I spoke with Maggie from Sunday, a lawn and garden startup that offers personalized lawn care subscriptions. They’ve built a chatbot that helps customers with everything from product recommendations to subscription questions. Their experience highlighted a common challenge: how do you effectively evaluate an LLM application with broad scope?

Watch The Discussion

For those interested in the full context, here’s our complete 20-minute conversation:

The Challenge: Broad Surface Area

The team had already made significant progress with their evaluation approach:

  • Built a Python Shiny app for manual evaluation
  • Implemented an LLM-as-judge system
  • Achieved 80% alignment between human and LLM judgments
  • Categorized conversations into roughly 40 distinct topics
  • Created detailed critiques for different response types

However, they were struggling with consistency in their evaluations. “One in five are wrong,” Maggie noted. “… I worry about just letting that run in an automated way.”

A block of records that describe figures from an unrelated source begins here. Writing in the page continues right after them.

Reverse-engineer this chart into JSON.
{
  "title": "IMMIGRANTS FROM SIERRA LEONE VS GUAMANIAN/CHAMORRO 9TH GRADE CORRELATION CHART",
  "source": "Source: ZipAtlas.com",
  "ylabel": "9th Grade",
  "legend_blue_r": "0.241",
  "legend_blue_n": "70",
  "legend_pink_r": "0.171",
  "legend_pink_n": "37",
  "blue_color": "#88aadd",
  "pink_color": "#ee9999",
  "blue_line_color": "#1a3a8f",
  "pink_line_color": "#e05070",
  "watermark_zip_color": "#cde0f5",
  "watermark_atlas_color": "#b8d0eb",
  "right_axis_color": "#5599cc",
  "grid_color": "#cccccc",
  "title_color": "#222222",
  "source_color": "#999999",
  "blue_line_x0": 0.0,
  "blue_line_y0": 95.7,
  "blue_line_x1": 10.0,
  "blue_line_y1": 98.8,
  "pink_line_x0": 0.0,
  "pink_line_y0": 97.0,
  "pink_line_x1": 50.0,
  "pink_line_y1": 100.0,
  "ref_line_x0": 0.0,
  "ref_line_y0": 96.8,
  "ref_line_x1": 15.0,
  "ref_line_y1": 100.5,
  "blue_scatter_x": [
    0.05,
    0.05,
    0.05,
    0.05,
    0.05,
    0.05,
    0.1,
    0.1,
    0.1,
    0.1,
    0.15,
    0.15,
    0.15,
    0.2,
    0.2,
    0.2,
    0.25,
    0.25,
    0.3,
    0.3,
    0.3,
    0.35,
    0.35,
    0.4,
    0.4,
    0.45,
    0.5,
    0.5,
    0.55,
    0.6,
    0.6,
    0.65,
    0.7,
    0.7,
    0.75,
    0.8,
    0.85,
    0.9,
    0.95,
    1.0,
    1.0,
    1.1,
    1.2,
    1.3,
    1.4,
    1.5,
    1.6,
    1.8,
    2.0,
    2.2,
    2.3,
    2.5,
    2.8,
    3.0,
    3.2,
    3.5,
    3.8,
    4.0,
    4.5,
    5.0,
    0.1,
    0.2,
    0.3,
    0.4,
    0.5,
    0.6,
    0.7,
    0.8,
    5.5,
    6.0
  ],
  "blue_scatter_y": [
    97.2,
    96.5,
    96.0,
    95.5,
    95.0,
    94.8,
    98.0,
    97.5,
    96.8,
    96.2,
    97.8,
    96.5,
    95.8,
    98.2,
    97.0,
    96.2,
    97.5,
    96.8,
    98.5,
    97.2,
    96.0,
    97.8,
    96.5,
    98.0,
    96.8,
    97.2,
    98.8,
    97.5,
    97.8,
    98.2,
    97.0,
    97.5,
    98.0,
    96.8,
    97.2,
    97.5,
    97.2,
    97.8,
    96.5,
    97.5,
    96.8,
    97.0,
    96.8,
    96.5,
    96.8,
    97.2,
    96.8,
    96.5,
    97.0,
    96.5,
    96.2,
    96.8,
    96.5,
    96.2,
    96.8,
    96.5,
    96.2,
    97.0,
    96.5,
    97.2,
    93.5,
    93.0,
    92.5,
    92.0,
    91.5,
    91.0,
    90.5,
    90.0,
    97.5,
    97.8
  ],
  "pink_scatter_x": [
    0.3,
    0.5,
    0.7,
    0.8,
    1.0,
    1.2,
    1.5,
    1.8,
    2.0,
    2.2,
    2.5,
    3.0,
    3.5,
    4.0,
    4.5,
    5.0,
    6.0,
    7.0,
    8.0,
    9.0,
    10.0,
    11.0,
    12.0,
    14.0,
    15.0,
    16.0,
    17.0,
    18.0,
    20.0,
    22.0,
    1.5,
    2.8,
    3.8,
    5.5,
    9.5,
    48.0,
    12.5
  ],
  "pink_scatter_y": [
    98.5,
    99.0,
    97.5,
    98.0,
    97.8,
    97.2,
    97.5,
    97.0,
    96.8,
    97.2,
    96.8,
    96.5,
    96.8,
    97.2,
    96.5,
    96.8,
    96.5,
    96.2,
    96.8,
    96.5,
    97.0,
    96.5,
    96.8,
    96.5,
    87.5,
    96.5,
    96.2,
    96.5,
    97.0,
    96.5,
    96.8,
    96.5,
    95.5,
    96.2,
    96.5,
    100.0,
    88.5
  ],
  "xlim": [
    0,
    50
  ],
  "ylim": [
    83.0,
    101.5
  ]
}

Topic Distribution and Seasonal Patterns

A deeper look at their usage patterns revealed some important insights:

  1. 5-6 topics drove most conversations in any given season
  2. Topics shifted seasonally (e.g., fall questions about frost vs. spring questions about timing)
  3. While specific concerns changed with seasons, the underlying topics remained similar
  4. Example top topics for fall included:
    • Seeding timing
    • Renewal dates
    • Next year’s plan
    • Subscription questions
    • Weed management

Rather than trying to perfect evaluation across all 40 topics, we discussed several approaches:

1. Focus on High-Traffic Topics

Instead of trying to excel at everything, focus evaluation efforts on the 5-6 topics that drive most conversations. This doesn’t mean abandoning other topics, but rather acknowledging that some areas will be more polished than others.

2. Segment Evaluation by Topic Type

Some topics showed better alignment between human and LLM judgments than others. For example, verification questions performed well because they had clear information in their knowledge base. Shipping questions were more problematic due to complex data formatting.

3. Consider Synthetic Data for Seasonal Patterns

For seasonal variations, Maggie realized they could generate synthetic data: “They’re going to ask different questions in the fall about seeding, timing, it being too late, or what about frost? But they’re going to ask the same… they’re still going to ask about seeding timing in the spring. It might just be, is it too early or is it too hot?”

On Automation vs. Manual Review

One key question was about scaling evaluations: “If there’s thousands of conversations happening, can’t possibly read them all… How do you ensure quality?”

The reality is that you can’t completely automate away the need to look at data. However, you can be strategic: - Sample more heavily from areas with low judge alignment - Use specialized tests for specific failure modes - Leverage user feedback (they saw 8-10% feedback rate) - Focus manual review on the most important topics

Key Takeaways

  1. Start narrow and expand: Perfect your approach on a few key topics before trying to handle everything
  2. Don’t expect perfect automation: Manual review will always play some role
  3. Be realistic about evaluation metrics: 80% alignment might be better than it sounds
  4. Consider your real requirements: Not every topic needs the same level of polish

This pragmatic approach allows teams to make real progress while acknowledging the inherent challenges of building broad-scope LLM applications.